5.4.3. Aspects des contre-attitudes institutionnelles

L’histoire de cette institution est étroitement liée à celle de l’hôpital psychiatrique. L’ancien hôpital « mère » constitue les strates de la préhistoire du nouveau service. Etablissement novateur en son temps, il est porteur des expériences, des espoirs, des mythes de toute une génération de soignants. C’est le lieu où nombre de soignants ont « grandi ». Protégés symboliquement par l’institution avec un grand I, les équipes soignantes se sont identifiées très fortement à sa culture. Le dispositif institutionnel, avec à sa tête, médecins et psychologues, a mis à la disposition de son personnel son savoir théorique, le partage des affects et leur élaboration. Allier travail de terrain avec élaboration clinique et théorique est très stimulant. De plus, les conditions de démarrage de l’institution mettent tous les membres de l’équipe sur un plan d’égalité, procurant ce que D. Anzieu nomme un sentiment d’illusion groupale. Le souvenir qui demeure est celui d’une grande aventure. Dans ces conditions, la « mise à mort » de la grande institution est vécue comme un effondrement ; F. emploie le terme de « déliquescence ». Les changements inhérents à la modification de statut s’accompagnent de questionnements, d’inquiétudes voire d’angoisses, de fantasmes de morcellement. Les murs de l’hôpital « mère » n’assurent plus leur rôle protecteur symbolique et privent soignants et enfants de leurs repères habituels.

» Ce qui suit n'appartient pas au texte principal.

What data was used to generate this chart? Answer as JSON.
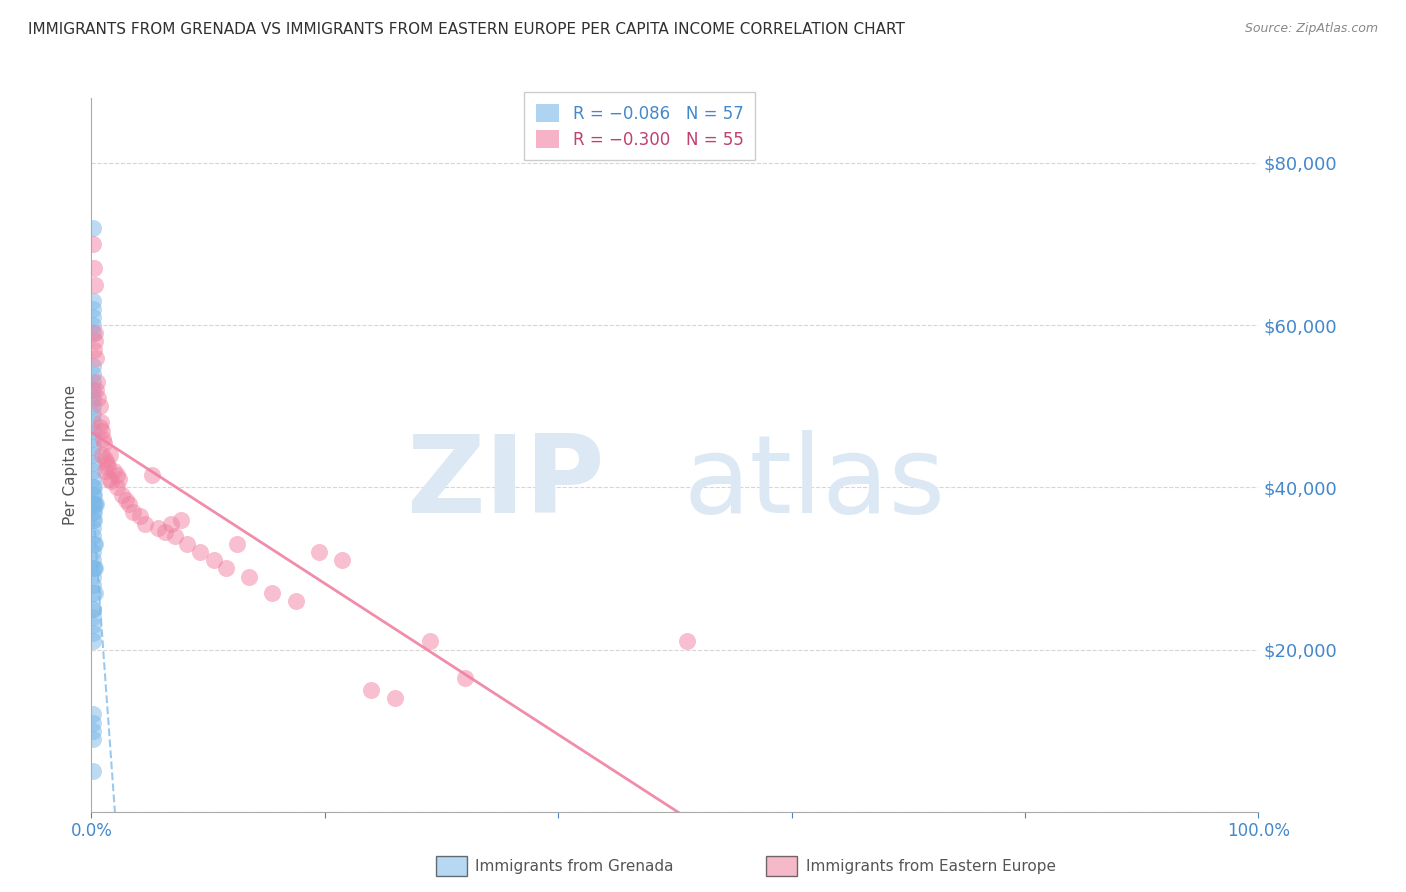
{
  "title": "IMMIGRANTS FROM GRENADA VS IMMIGRANTS FROM EASTERN EUROPE PER CAPITA INCOME CORRELATION CHART",
  "source": "Source: ZipAtlas.com",
  "ylabel": "Per Capita Income",
  "ymax": 88000,
  "ymin": 0,
  "xmin": 0.0,
  "xmax": 1.0,
  "grenada_color": "#7ab8e8",
  "eastern_color": "#f080a0",
  "axis_label_color": "#4488cc",
  "grid_color": "#cccccc",
  "title_color": "#303030",
  "grenada_x": [
    0.001,
    0.001,
    0.001,
    0.001,
    0.001,
    0.001,
    0.001,
    0.001,
    0.001,
    0.001,
    0.001,
    0.001,
    0.001,
    0.001,
    0.001,
    0.001,
    0.001,
    0.001,
    0.001,
    0.001,
    0.001,
    0.001,
    0.001,
    0.001,
    0.001,
    0.001,
    0.001,
    0.001,
    0.002,
    0.002,
    0.002,
    0.002,
    0.002,
    0.002,
    0.002,
    0.003,
    0.003,
    0.003,
    0.003,
    0.004,
    0.001,
    0.001,
    0.001,
    0.001,
    0.001,
    0.001,
    0.001,
    0.001,
    0.001,
    0.001,
    0.001,
    0.001,
    0.001,
    0.001,
    0.001,
    0.001,
    0.001
  ],
  "grenada_y": [
    72000,
    63000,
    62000,
    61000,
    60000,
    59000,
    55000,
    54000,
    53000,
    52000,
    51000,
    50000,
    49000,
    48000,
    47000,
    46000,
    45000,
    44000,
    43000,
    42000,
    41000,
    40000,
    39000,
    38000,
    37000,
    36000,
    35000,
    34000,
    40000,
    39000,
    38000,
    37000,
    36000,
    33000,
    30000,
    38000,
    33000,
    30000,
    27000,
    38000,
    32000,
    31000,
    29000,
    28000,
    25000,
    24000,
    23000,
    21000,
    12000,
    11000,
    10000,
    9000,
    5000,
    30000,
    27000,
    25000,
    22000
  ],
  "eastern_x": [
    0.001,
    0.002,
    0.003,
    0.003,
    0.002,
    0.004,
    0.005,
    0.004,
    0.006,
    0.007,
    0.008,
    0.007,
    0.009,
    0.01,
    0.011,
    0.009,
    0.012,
    0.013,
    0.014,
    0.016,
    0.012,
    0.015,
    0.017,
    0.019,
    0.022,
    0.024,
    0.026,
    0.022,
    0.03,
    0.032,
    0.036,
    0.042,
    0.046,
    0.052,
    0.057,
    0.063,
    0.068,
    0.072,
    0.077,
    0.082,
    0.093,
    0.105,
    0.115,
    0.125,
    0.135,
    0.155,
    0.175,
    0.195,
    0.215,
    0.24,
    0.26,
    0.29,
    0.32,
    0.51,
    0.003
  ],
  "eastern_y": [
    70000,
    67000,
    65000,
    58000,
    57000,
    56000,
    53000,
    52000,
    51000,
    50000,
    48000,
    47500,
    47000,
    46000,
    45500,
    44000,
    43500,
    43000,
    42500,
    44000,
    42000,
    41000,
    40800,
    42000,
    41500,
    41000,
    39000,
    40000,
    38500,
    38000,
    37000,
    36500,
    35500,
    41500,
    35000,
    34500,
    35500,
    34000,
    36000,
    33000,
    32000,
    31000,
    30000,
    33000,
    29000,
    27000,
    26000,
    32000,
    31000,
    15000,
    14000,
    21000,
    16500,
    21000,
    59000
  ]
}
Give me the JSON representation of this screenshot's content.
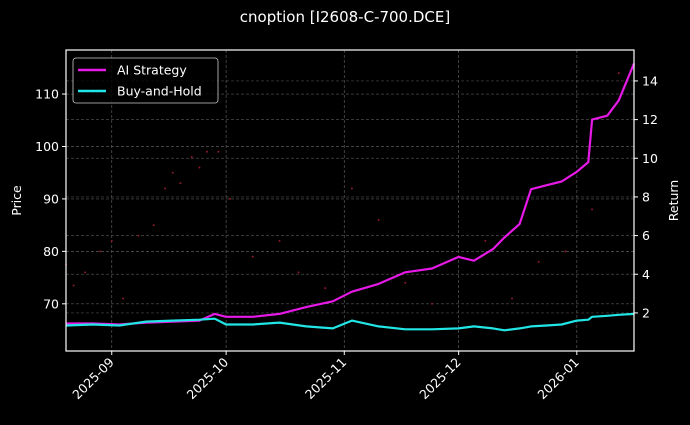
{
  "figure": {
    "title": "cnoption [I2608-C-700.DCE]",
    "background": "#000000"
  },
  "chart_data": {
    "type": "line",
    "title": "cnoption [I2608-C-700.DCE]",
    "xlabel": "",
    "ylabel": "Price",
    "y2label": "Return",
    "x_ticks": [
      "2025-09",
      "2025-10",
      "2025-11",
      "2025-12",
      "2026-01"
    ],
    "x_range": [
      "2025-08-20",
      "2026-01-16"
    ],
    "y_ticks": [
      70,
      80,
      90,
      100,
      110
    ],
    "ylim": [
      61,
      118.4
    ],
    "y2_ticks": [
      2,
      4,
      6,
      8,
      10,
      12,
      14
    ],
    "y2lim": [
      0.03,
      15.6
    ],
    "grid": true,
    "legend_position": "upper left",
    "legend": [
      "AI Strategy",
      "Buy-and-Hold"
    ],
    "series": [
      {
        "name": "AI Strategy",
        "axis": "right",
        "color": "#e619e6",
        "x": [
          "2025-08-20",
          "2025-08-27",
          "2025-09-03",
          "2025-09-10",
          "2025-09-17",
          "2025-09-24",
          "2025-09-28",
          "2025-10-01",
          "2025-10-08",
          "2025-10-15",
          "2025-10-22",
          "2025-10-29",
          "2025-11-03",
          "2025-11-10",
          "2025-11-17",
          "2025-11-24",
          "2025-12-01",
          "2025-12-05",
          "2025-12-10",
          "2025-12-13",
          "2025-12-17",
          "2025-12-20",
          "2025-12-24",
          "2025-12-28",
          "2026-01-01",
          "2026-01-04",
          "2026-01-05",
          "2026-01-09",
          "2026-01-12",
          "2026-01-16"
        ],
        "values": [
          1.45,
          1.45,
          1.4,
          1.5,
          1.55,
          1.6,
          1.95,
          1.8,
          1.8,
          1.95,
          2.3,
          2.6,
          3.1,
          3.5,
          4.1,
          4.3,
          4.9,
          4.7,
          5.3,
          5.9,
          6.6,
          8.4,
          8.6,
          8.8,
          9.3,
          9.8,
          12.0,
          12.2,
          13.0,
          14.9
        ]
      },
      {
        "name": "Buy-and-Hold",
        "axis": "right",
        "color": "#22e5e5",
        "x": [
          "2025-08-20",
          "2025-08-27",
          "2025-09-03",
          "2025-09-10",
          "2025-09-17",
          "2025-09-24",
          "2025-09-28",
          "2025-10-01",
          "2025-10-08",
          "2025-10-15",
          "2025-10-22",
          "2025-10-29",
          "2025-11-03",
          "2025-11-10",
          "2025-11-17",
          "2025-11-24",
          "2025-12-01",
          "2025-12-05",
          "2025-12-10",
          "2025-12-13",
          "2025-12-17",
          "2025-12-20",
          "2025-12-24",
          "2025-12-28",
          "2026-01-01",
          "2026-01-04",
          "2026-01-05",
          "2026-01-09",
          "2026-01-12",
          "2026-01-16"
        ],
        "values": [
          1.35,
          1.4,
          1.35,
          1.55,
          1.6,
          1.65,
          1.7,
          1.4,
          1.4,
          1.5,
          1.3,
          1.2,
          1.6,
          1.3,
          1.15,
          1.15,
          1.2,
          1.3,
          1.2,
          1.1,
          1.2,
          1.3,
          1.35,
          1.4,
          1.6,
          1.65,
          1.8,
          1.85,
          1.9,
          1.95
        ]
      },
      {
        "name": "Price (scatter)",
        "axis": "left",
        "type": "scatter",
        "color": "#8b1a2a",
        "x": [
          "2025-08-20",
          "2025-08-22",
          "2025-08-25",
          "2025-08-29",
          "2025-09-01",
          "2025-09-04",
          "2025-09-08",
          "2025-09-12",
          "2025-09-15",
          "2025-09-17",
          "2025-09-19",
          "2025-09-22",
          "2025-09-24",
          "2025-09-26",
          "2025-09-29",
          "2025-10-02",
          "2025-10-08",
          "2025-10-15",
          "2025-10-20",
          "2025-10-27",
          "2025-11-03",
          "2025-11-10",
          "2025-11-17",
          "2025-11-24",
          "2025-12-01",
          "2025-12-08",
          "2025-12-15",
          "2025-12-22",
          "2025-12-29",
          "2026-01-05",
          "2026-01-12"
        ],
        "values": [
          77.5,
          73.5,
          76,
          80,
          82,
          71,
          83,
          85,
          92,
          95,
          93,
          98,
          96,
          99,
          99,
          90,
          79,
          82,
          76,
          73,
          92,
          86,
          74,
          70,
          79,
          82,
          71,
          78,
          80,
          88,
          114
        ]
      }
    ]
  }
}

L’ouverture du nouvel hôpital de jour constitue un point de départ différent. Il s’agit de locaux plus petits, situés à la périphérie de la ville. La taille de l’équipe est proportionnée avec les locaux. Il s’agit aussi d’accueillir les enfants autistes qui se retrouvent eux aussi dispersés. Après un éprouvé groupal semble-t-il catastrophique, succède un éprouvé d’une institution en devenir. L’équipe, recomposée, permet à chacun de ses membres d’évoluer. Chaque soignant est porteur de son histoire personnelle, de l’histoire vécue à l’hôpital psychiatrique. Les différentes pratiques, qui semblent inscrites dans l’histoire de l’institution, sont renouvelées ici. F. travaille selon des modalités très thérapeutiques, A.M. mêle approche psychologique et méthode TEACCH. La parole circule entre les soignants. Les contre-attitudes sont évoquées et travaillées. Le dispositif a une certaine souplesse et des qualités de plasticité.

Les enfants autistes font l’objet de questions au sein de l’équipe : faut-il intégrer une classe dans le cadre de l’hôpital de jour pour ceux qui bénéficient rarement d’une intégration dans une école ordinaire ? La pathologie autistique ne produit pas une fermeture de la pensée, mais suscite des hypothèses sur le fonctionnement du psychisme des enfants autistes, des représentations quant à un modèle plus général de fonctionnement. L’image du « gant retourné » permet de figurer le fonctionnement global de l’institution. L’hôpital de jour fournit aux enfants un lieu protégé comprenant des liens avec l’extérieur. C’est aussi un espace suffisamment contenant, une toile de fond, comportant des espaces différenciés qui aident à la constitution d’une peau psychique qui leur font défaut. Même si accompagner ces enfants est parfois décourageant et laisse beaucoup de questions en suspens, l’activité de représentation et de symbolisation, la théorisation permet aux soignants de ne pas se laisser envahir par le vide, le non-sens et la contagion. Peut-être pouvons nous suggérer qu’il s’agit de prolonger ce qui a été connu dans le précédent hôpital. Dans ce sens, les échanges avec l’extérieur sont souples, le personnel a le désir de se former.